Avanzava lentamente.

Non si capiva come facesse a camminare, a porre un piede davanti all’altro.
Avanzava e basta. Sembrava un fantasma, ma non per il volto emaciato o i modi assenti, no. Il volto e i modi non si vedevano neppure.
Sembrava un fantasma vero, di quelli che circolano come pilastri coperti da un telo e i drappi e gli orli nascondono le forme del corpo.
Se qualcuno fra i presenti non avesse saputo la tanto chiacchierata vicenda, certo non avrebbe capito che sotto quel rotolo di tessuto, quel fagotto ambulante, vi era una persona.
Ma questo dubbio non lo aveva nessuno. Tutti sapevano e comunque di rotoli colorati se ne vedevano in giro. Alcuni spingevano addirittura delle carrozzine. Raramente per le vie secondarie, più comunemente dietro le colonne delle case aperte.

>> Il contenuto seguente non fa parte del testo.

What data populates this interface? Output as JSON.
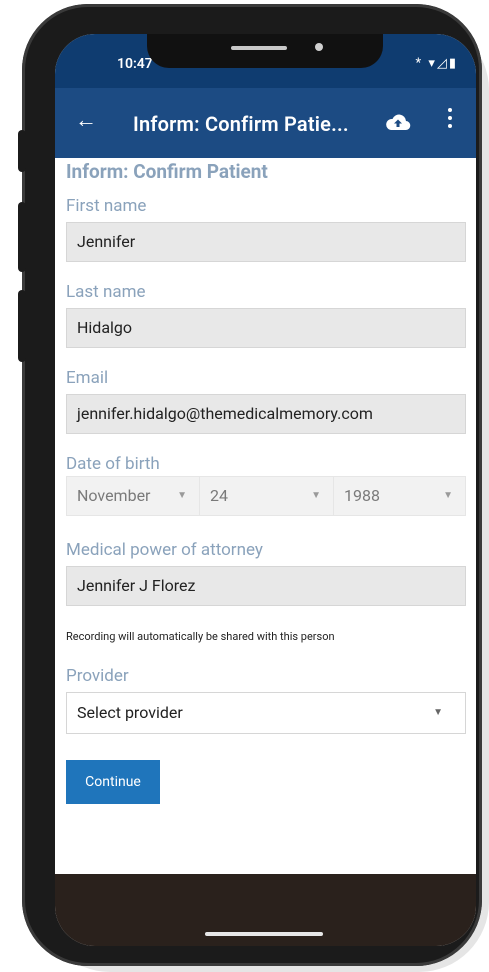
{
  "status_bar": {
    "time": "10:47",
    "icons": "* ▾◿▮"
  },
  "app_bar": {
    "title": "Inform: Confirm Patie..."
  },
  "form": {
    "heading": "Inform: Confirm Patient",
    "first_name": {
      "label": "First name",
      "value": "Jennifer"
    },
    "last_name": {
      "label": "Last name",
      "value": "Hidalgo"
    },
    "email": {
      "label": "Email",
      "value": "jennifer.hidalgo@themedicalmemory.com"
    },
    "dob": {
      "label": "Date of birth",
      "month": "November",
      "day": "24",
      "year": "1988"
    },
    "poa": {
      "label": "Medical power of attorney",
      "value": "Jennifer J Florez"
    },
    "note": "Recording will automatically be shared with this person",
    "provider": {
      "label": "Provider",
      "value": "Select provider"
    },
    "continue_label": "Continue"
  },
  "colors": {
    "status_bar": "#0f3c70",
    "app_bar": "#1c4b83",
    "label": "#8aa2bb",
    "button": "#1f75bb",
    "bottom_bar": "#2a211c"
  },
  "icons": [
    "back-arrow-icon",
    "cloud-upload-icon",
    "more-vert-icon",
    "caret-down-icon"
  ]
}
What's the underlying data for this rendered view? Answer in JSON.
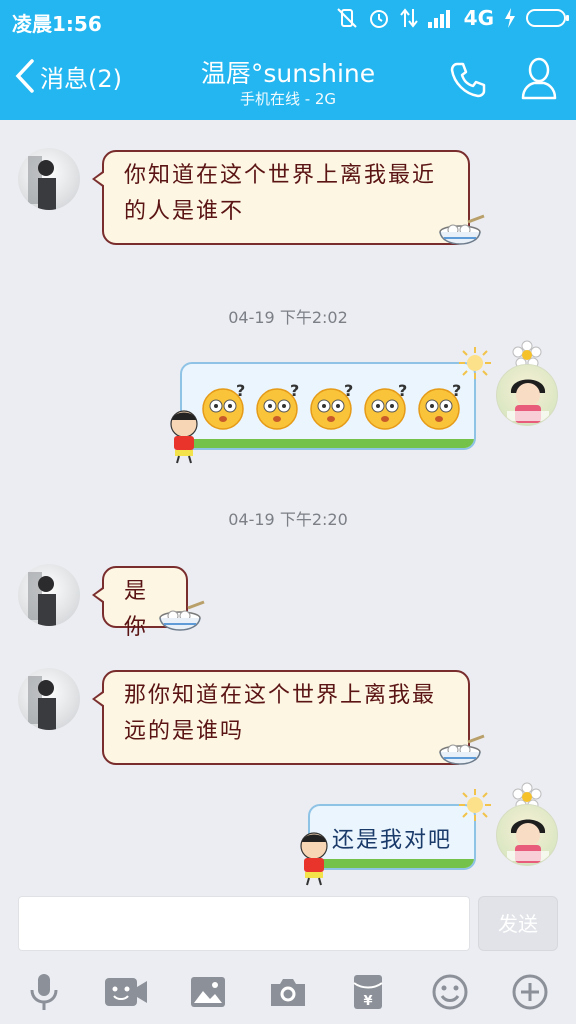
{
  "status_bar": {
    "time": "凌晨1:56",
    "network": "4G"
  },
  "nav": {
    "back_label": "消息(2)",
    "title": "温唇°sunshine",
    "subtitle": "手机在线 - 2G"
  },
  "messages": [
    {
      "from": "friend",
      "text_line1": "你知道在这个世界上离我最近",
      "text_line2": "的人是谁不"
    },
    {
      "time": "04-19 下午2:02"
    },
    {
      "from": "me",
      "content": "5 × question-face emoji",
      "emoji_count": 5
    },
    {
      "time": "04-19 下午2:20"
    },
    {
      "from": "friend",
      "text": "是你"
    },
    {
      "from": "friend",
      "text_line1": "那你知道在这个世界上离我最",
      "text_line2": "远的是谁吗"
    },
    {
      "from": "me",
      "text": "还是我对吧"
    }
  ],
  "input": {
    "placeholder": "",
    "send_label": "发送"
  },
  "toolbar": [
    "mic-icon",
    "video-icon",
    "image-icon",
    "camera-icon",
    "red-packet-icon",
    "emoji-icon",
    "plus-icon"
  ],
  "colors": {
    "accent": "#23b6f0",
    "friend_bubble_border": "#7a2d2d",
    "me_bubble_border": "#8ec3e6"
  }
}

E le notizie correvano. Sotto quei rotoli si celavano fili intrecciati, tessuti fitti fra loro, canali di comunicazioni trasparenti, pronti a rendere visibile ogni nuova vicenda interessante.

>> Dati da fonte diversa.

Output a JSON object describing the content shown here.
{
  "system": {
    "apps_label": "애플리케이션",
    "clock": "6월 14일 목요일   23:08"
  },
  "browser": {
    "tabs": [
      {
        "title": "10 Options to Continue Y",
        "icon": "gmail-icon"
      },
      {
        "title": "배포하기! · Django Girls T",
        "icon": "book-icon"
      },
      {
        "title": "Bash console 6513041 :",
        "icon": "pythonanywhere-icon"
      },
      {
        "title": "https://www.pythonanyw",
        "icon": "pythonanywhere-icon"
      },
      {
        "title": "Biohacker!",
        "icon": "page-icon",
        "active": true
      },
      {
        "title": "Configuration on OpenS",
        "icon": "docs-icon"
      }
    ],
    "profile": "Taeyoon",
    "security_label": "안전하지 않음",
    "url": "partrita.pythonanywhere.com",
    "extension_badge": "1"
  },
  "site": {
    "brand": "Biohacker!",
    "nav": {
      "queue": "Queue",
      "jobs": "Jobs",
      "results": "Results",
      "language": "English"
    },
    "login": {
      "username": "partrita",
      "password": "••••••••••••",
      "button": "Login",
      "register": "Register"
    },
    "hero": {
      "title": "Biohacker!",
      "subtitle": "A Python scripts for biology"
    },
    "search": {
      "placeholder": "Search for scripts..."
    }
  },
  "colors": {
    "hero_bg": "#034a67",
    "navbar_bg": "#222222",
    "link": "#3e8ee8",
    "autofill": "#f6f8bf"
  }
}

Così, di nascosto, si comunicava e si apprendevano le cose, e così, di nascosto, si era saputa anche la sua favola.
 
Intanto il fagotto avanzava, sotto gli sguardi sdegnosi e le labbra corrucciate, pronte ad umiliarlo. Nessuno poté vedere gli occhi serrati, le guance aride.
Doveva aver pianto, ma d’altronde “per un marito morto si piange. Non farlo è peccato”.
Quello che era un po’ meno scontato però, era il fatto che la donna non aveva pianto per il lutto, quanto per la sua condizione. Provava semplicemente paura.
Aveva vent’anni ma il corpo ne dimostrava molti di più.
 
L’infanzia era stata abbastanza felice, in una Casa Bianca e squadrata. I ricordi della madre erano di una donna silenziosa dai modi teneri e dal corpo minuto. Quelli del padre, di un uomo vecchio con i capelli bianchi e il corpo tozzo e abbondante. Ricordava quando, tornando il pomeriggio dopo una giornata di lavoro, sedendosi a gambe incrociate sul tappeto di lino rosso, la faceva accucciare sulle sue ginocchia raccontandole fiabe che parlavano di animali meravigliosi. Aspettava con ansia quel momento. Si affaccendava per casa tutto il giorno insieme alla mamma, poi correva a preparare un buon Darjeeling per il padre.
 
Ora, invece, spingendo i piedi faceva passi piccoli, cercando di rallentare il corteo che seguiva. Si fermò un attimo vedendo il padre fra la folla.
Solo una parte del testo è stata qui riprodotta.